The Greenfield family, as well as another family and two other fellows, are the only Jews living in the residences at the institute.

“We never wear a kippah in the area. It is considered dangerous,” he said.

Tina Greenfield, also an archeologist, says that on March 3, “there were two Jerusalem municipal workers who were attacked by east Jerusalem Arabs in rioting right across the street from us. If the municipal workers hadn’t been inside their car when they were attacked, they would have been dead.”

The car with the two city workers was blocked by burning garbage bins after it was pelted with dozens of stones and rocks by half a dozen teens, one of whom jumped on the vehicle and beat the window with a metal bar. The leaders of the attack were arrested by an elite unit of undercover Jerusalem police.

“We got a letter in our mailbox [on March 5] telling us that the American Consulate was warning us that we should be avoiding the area and we should not go near Damascas Gate as there may be more riots,” Tina said.

“The day the riots first broke out [on March 3], we didn’t know about them. None of the residents here knew anything, although the Arab shopkeepers in the area knew. My girlfriend walked into a shop and the Arab shopkeeper told her to turn around and go right back to the institute, as riots were about to break out,” she added.

“We heard some shouting, but that was it,” Haskel said.

 Although there has never been a terrorist incident at the Albright Institute,  the Israeli Ministry of Justice and the Jerusalem district court right across the street from it have been frequently targeted by Arab rioters, especially during the second intifadah.

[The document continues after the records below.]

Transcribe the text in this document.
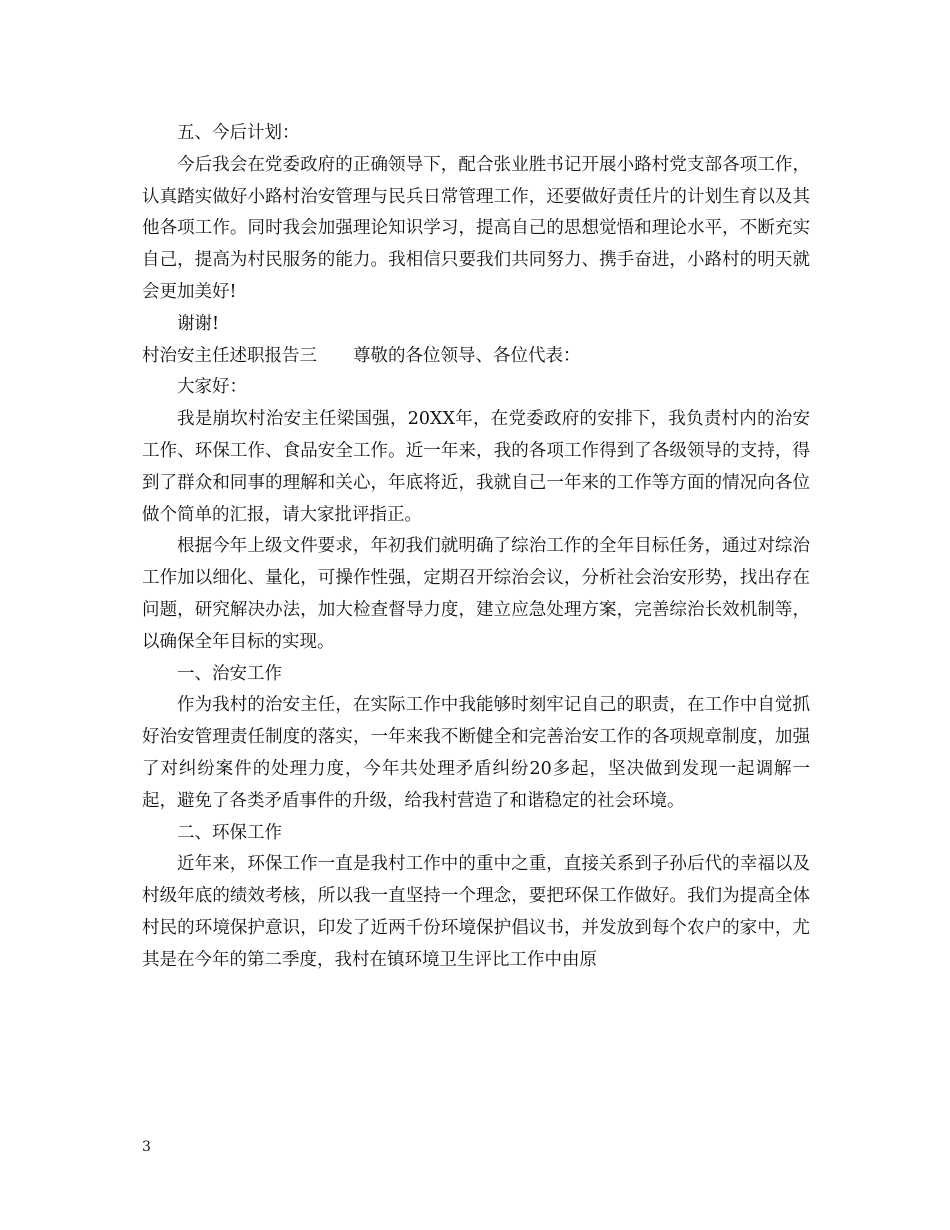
五、今后计划：

今后我会在党委政府的正确领导下，配合张业胜书记开展小路村党支部各项工作，认真踏实做好小路村治安管理与民兵日常管理工作，还要做好责任片的计划生育以及其他各项工作。同时我会加强理论知识学习，提高自己的思想觉悟和理论水平，不断充实自己，提高为村民服务的能力。我相信只要我们共同努力、携手奋进，小路村的明天就会更加美好!

谢谢!
村治安主任述职报告三 尊敬的各位领导、各位代表：
大家好：

我是崩坎村治安主任梁国强，20XX年，在党委政府的安排下，我负责村内的治安工作、环保工作、食品安全工作。近一年来，我的各项工作得到了各级领导的支持，得到了群众和同事的理解和关心，年底将近，我就自己一年来的工作等方面的情况向各位做个简单的汇报，请大家批评指正。

根据今年上级文件要求，年初我们就明确了综治工作的全年目标任务，通过对综治工作加以细化、量化，可操作性强，定期召开综治会议，分析社会治安形势，找出存在问题，研究解决办法，加大检查督导力度，建立应急处理方案，完善综治长效机制等，以确保全年目标的实现。

一、治安工作

作为我村的治安主任，在实际工作中我能够时刻牢记自己的职责，在工作中自觉抓好治安管理责任制度的落实，一年来我不断健全和完善治安工作的各项规章制度，加强了对纠纷案件的处理力度，今年共处理矛盾纠纷20多起，坚决做到发现一起调解一起，避免了各类矛盾事件的升级，给我村营造了和谐稳定的社会环境。

二、环保工作

近年来，环保工作一直是我村工作中的重中之重，直接关系到子孙后代的幸福以及村级年底的绩效考核，所以我一直坚持一个理念，要把环保工作做好。我们为提高全体村民的环境保护意识，印发了近两千份环境保护倡议书，并发放到每个农户的家中，尤其是在今年的第二季度，我村在镇环境卫生评比工作中由原

3
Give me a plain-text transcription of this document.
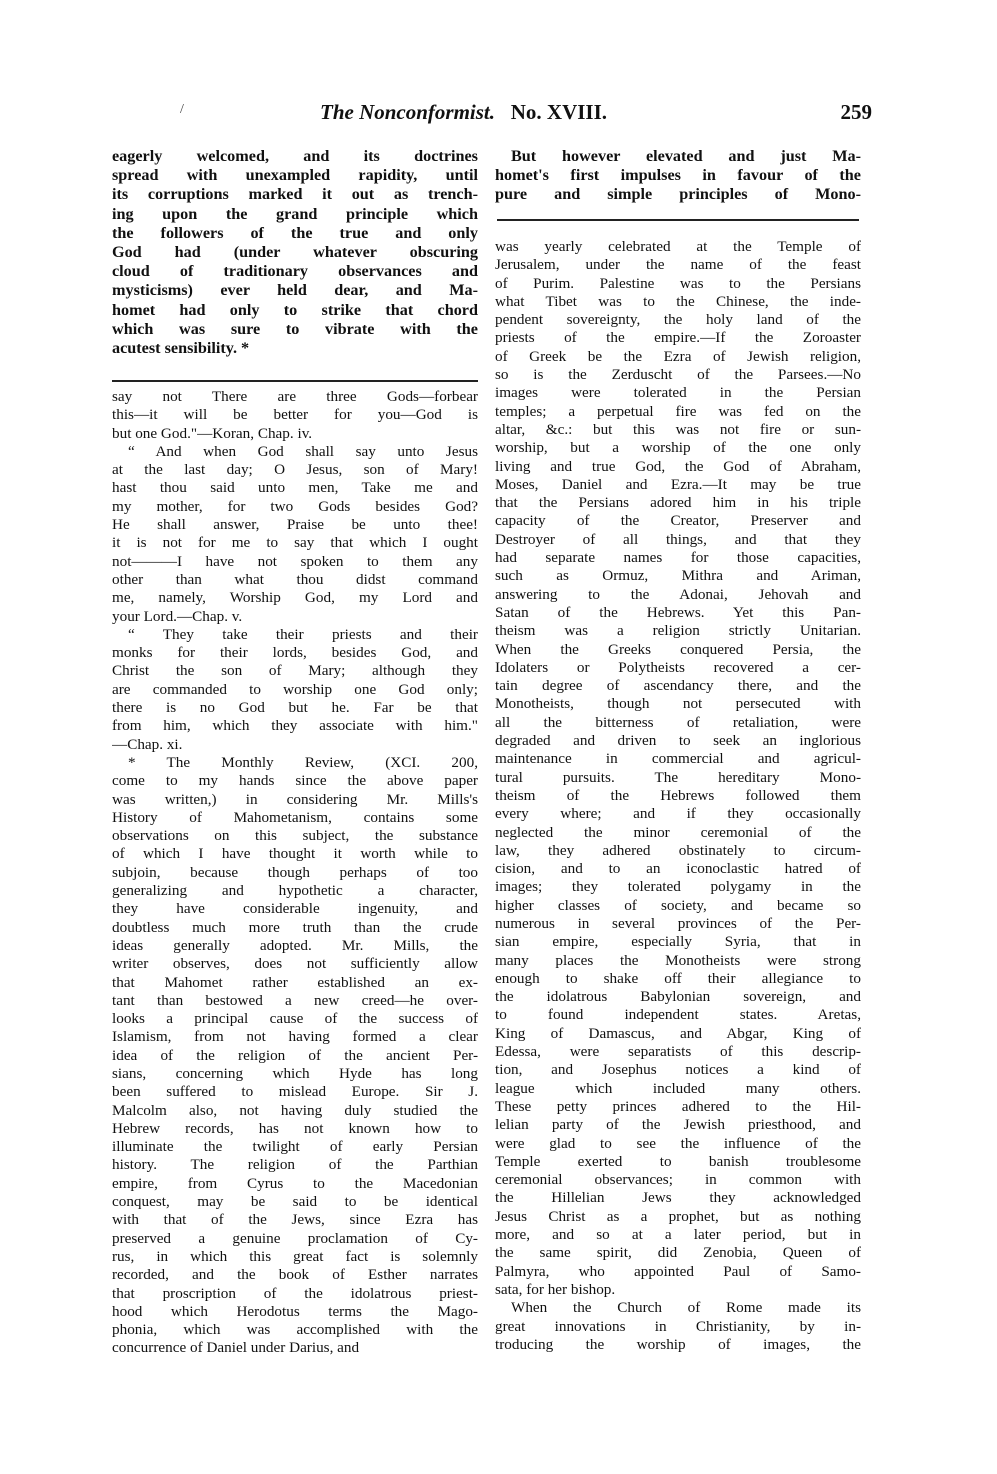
/	The Nonconformist. No. XVIII.	259
eagerly welcomed, and its doctrines
spread with unexampled rapidity, until
its corruptions marked it out as trench-
ing upon the grand principle which
the followers of the true and only
God had (under whatever obscuring
cloud of traditionary observances and
mysticisms) ever held dear, and Ma-
homet had only to strike that chord
which was sure to vibrate with the
acutest sensibility. *
say not There are three Gods—forbear
this—it will be better for you—God is
but one God."—Koran, Chap. iv.
“ And when God shall say unto Jesus
at the last day; O Jesus, son of Mary!
hast thou said unto men, Take me and
my mother, for two Gods besides God?
He shall answer, Praise be unto thee!
it is not for me to say that which I ought
not———I have not spoken to them any
other than what thou didst command
me, namely, Worship God, my Lord and
your Lord.—Chap. v.
“ They take their priests and their
monks for their lords, besides God, and
Christ the son of Mary; although they
are commanded to worship one God only;
there is no God but he. Far be that
from him, which they associate with him."
—Chap. xi.
* The Monthly Review, (XCI. 200,
come to my hands since the above paper
was written,) in considering Mr. Mills's
History of Mahometanism, contains some
observations on this subject, the substance
of which I have thought it worth while to
subjoin, because though perhaps of too
generalizing and hypothetic a character,
they have considerable ingenuity, and
doubtless much more truth than the crude
ideas generally adopted. Mr. Mills, the
writer observes, does not sufficiently allow
that Mahomet rather established an ex-
tant than bestowed a new creed—he over-
looks a principal cause of the success of
Islamism, from not having formed a clear
idea of the religion of the ancient Per-
sians, concerning which Hyde has long
been suffered to mislead Europe. Sir J.
Malcolm also, not having duly studied the
Hebrew records, has not known how to
illuminate the twilight of early Persian
history. The religion of the Parthian
empire, from Cyrus to the Macedonian
conquest, may be said to be identical
with that of the Jews, since Ezra has
preserved a genuine proclamation of Cy-
rus, in which this great fact is solemnly
recorded, and the book of Esther narrates
that proscription of the idolatrous priest-
hood which Herodotus terms the Mago-
phonia, which was accomplished with the
concurrence of Daniel under Darius, and
But however elevated and just Ma-
homet's first impulses in favour of the
pure and simple principles of Mono-
was yearly celebrated at the Temple of
Jerusalem, under the name of the feast
of Purim. Palestine was to the Persians
what Tibet was to the Chinese, the inde-
pendent sovereignty, the holy land of the
priests of the empire.—If the Zoroaster
of Greek be the Ezra of Jewish religion,
so is the Zerduscht of the Parsees.—No
images were tolerated in the Persian
temples; a perpetual fire was fed on the
altar, &c.: but this was not fire or sun-
worship, but a worship of the one only
living and true God, the God of Abraham,
Moses, Daniel and Ezra.—It may be true
that the Persians adored him in his triple
capacity of the Creator, Preserver and
Destroyer of all things, and that they
had separate names for those capacities,
such as Ormuz, Mithra and Ariman,
answering to the Adonai, Jehovah and
Satan of the Hebrews. Yet this Pan-
theism was a religion strictly Unitarian.
When the Greeks conquered Persia, the
Idolaters or Polytheists recovered a cer-
tain degree of ascendancy there, and the
Monotheists, though not persecuted with
all the bitterness of retaliation, were
degraded and driven to seek an inglorious
maintenance in commercial and agricul-
tural pursuits. The hereditary Mono-
theism of the Hebrews followed them
every where; and if they occasionally
neglected the minor ceremonial of the
law, they adhered obstinately to circum-
cision, and to an iconoclastic hatred of
images; they tolerated polygamy in the
higher classes of society, and became so
numerous in several provinces of the Per-
sian empire, especially Syria, that in
many places the Monotheists were strong
enough to shake off their allegiance to
the idolatrous Babylonian sovereign, and
to found independent states. Aretas,
King of Damascus, and Abgar, King of
Edessa, were separatists of this descrip-
tion, and Josephus notices a kind of
league which included many others.
These petty princes adhered to the Hil-
lelian party of the Jewish priesthood, and
were glad to see the influence of the
Temple exerted to banish troublesome
ceremonial observances; in common with
the Hillelian Jews they acknowledged
Jesus Christ as a prophet, but as nothing
more, and so at a later period, but in
the same spirit, did Zenobia, Queen of
Palmyra, who appointed Paul of Samo-
sata, for her bishop.
When the Church of Rome made its
great innovations in Christianity, by in-
troducing the worship of images, the
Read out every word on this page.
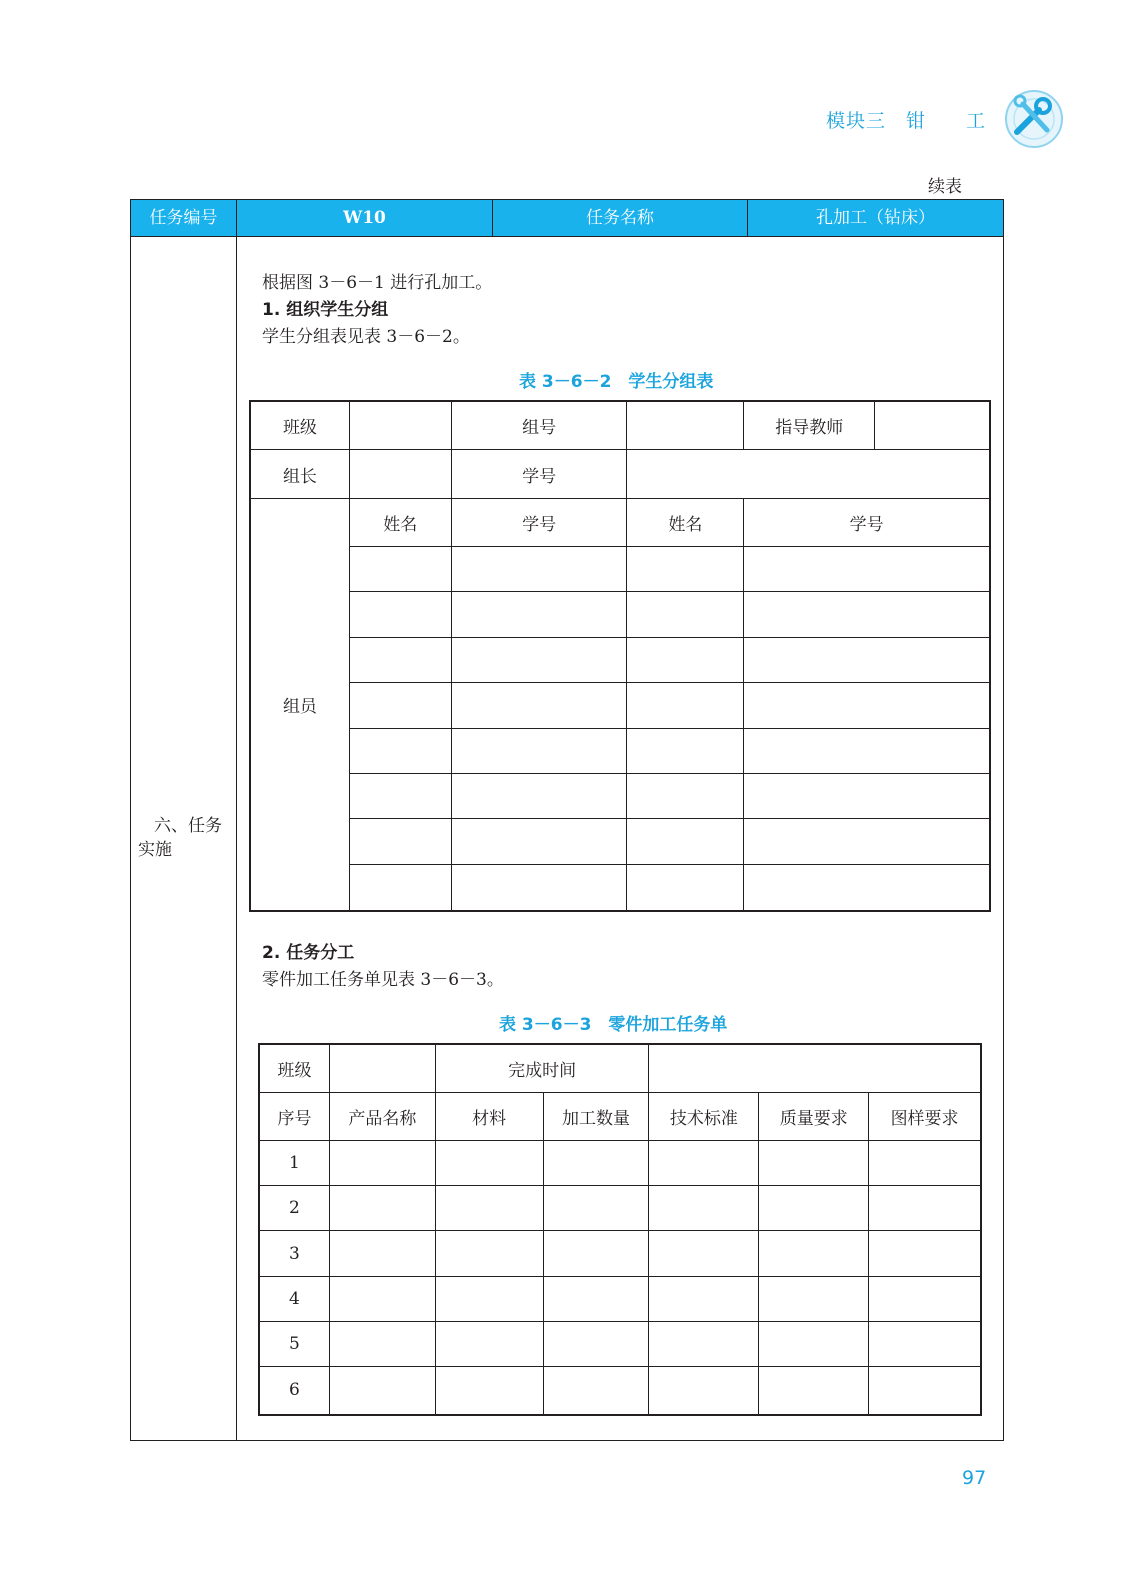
模块三　钳　　工
续表
任务编号	W10	任务名称	孔加工（钻床）
六、任务
实施
根据图 3－6－1 进行孔加工。
1. 组织学生分组
学生分组表见表 3－6－2。
表 3－6－2　学生分组表
班级		组号		指导教师	
组长		学号			
组员	姓名	学号	姓名	学号	

2. 任务分工
零件加工任务单见表 3－6－3。
表 3－6－3　零件加工任务单
班级		完成时间				
序号	产品名称	材料	加工数量	技术标准	质量要求	图样要求
1						
2						
3						
4						
5						
6						
97
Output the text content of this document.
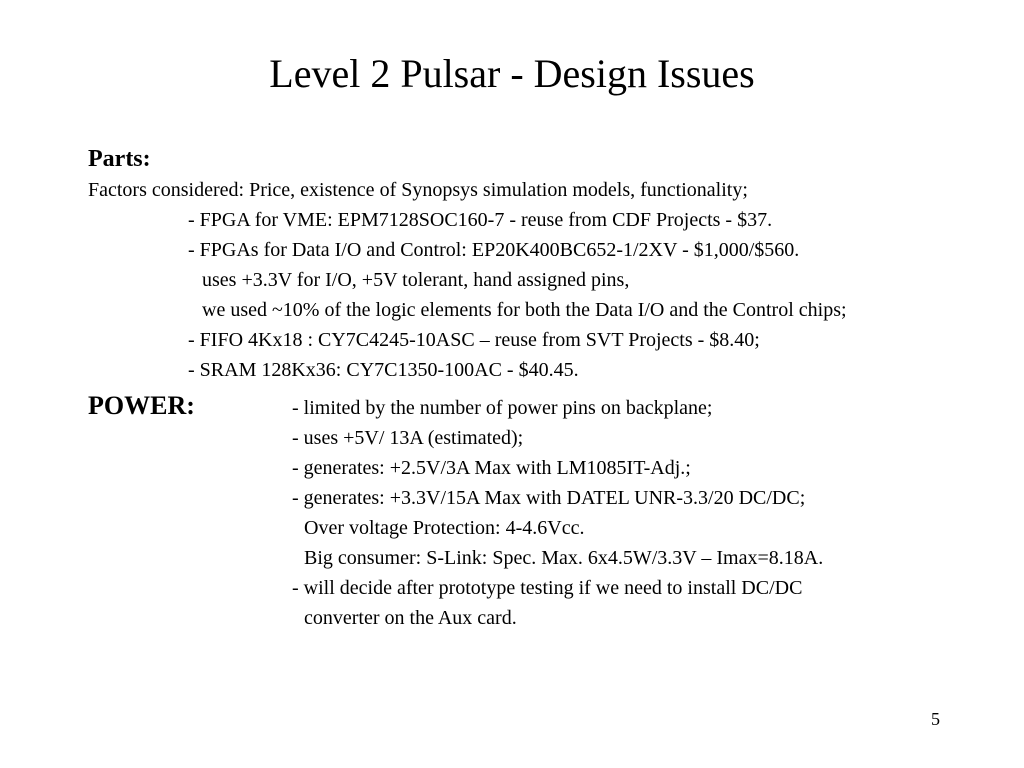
Level 2 Pulsar - Design Issues
Parts:
Factors considered: Price, existence of Synopsys simulation models, functionality;
- FPGA for VME: EPM7128SOC160-7 - reuse from CDF Projects - $37.
- FPGAs for Data I/O and Control: EP20K400BC652-1/2XV - $1,000/$560.
uses +3.3V for I/O, +5V tolerant, hand assigned pins,
we used ~10% of the logic elements for both the Data I/O and the Control chips;
- FIFO 4Kx18 : CY7C4245-10ASC – reuse from SVT Projects - $8.40;
- SRAM 128Kx36: CY7C1350-100AC - $40.45.
POWER:	- limited by the number of power pins on backplane;
- uses +5V/ 13A (estimated);
- generates: +2.5V/3A Max with LM1085IT-Adj.;
- generates: +3.3V/15A Max with DATEL UNR-3.3/20 DC/DC;
Over voltage Protection: 4-4.6Vcc.
Big consumer: S-Link: Spec. Max. 6x4.5W/3.3V – Imax=8.18A.
- will decide after prototype testing if we need to install DC/DC
converter on the Aux card.
5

“The electric gate to the Albright Institute was open the first few hours of the day that the riot broke out. As soon as the director was informed about the riot, the gates were closed. The institute is generally open to the public. The electric gates to the Israeli Ministry of Justice and district court are always closed and monitored,” says Tina Greenfield.

Founded in 1900, the Albright Institute in Jerusalem is the oldest American research centre for ancient Near Eastern studies in the Middle East. The entrance to the complex faces Salah-ed-Din Street, and the Greenfields drive their car down the street to get in and out daily.

In the aftermath of the riots and the terror attack at the Mercaz Harav Yeshiva on March 6, Haskel Greenfield said his family will still continue to walk around Salah-ed-Din and the area, although they are cautious not to reveal their Jewish identity.

“[Palestinian terrorists] lash out at whoever happens to be available at the moment, and that is unpredictable and therefore dangerous. People on the street [in east Jerusalem] and shop owners are generally friendly, as long as you don’t display a Jewish identity. As Canadians, we are more welcome than as Americans. Our German colleagues are even more welcome.”

As for the environment on the Albright campus, Haskel added, “We have made several [Palestinian] acquaintances while here… But, we have only been invited to one home, and this belonged to an Israeli Arab.”

He said that when he first arrived, he tried to engage people on the campus in political conversation, but now he doesn’t bother, because it’s difficult to find “common ground.”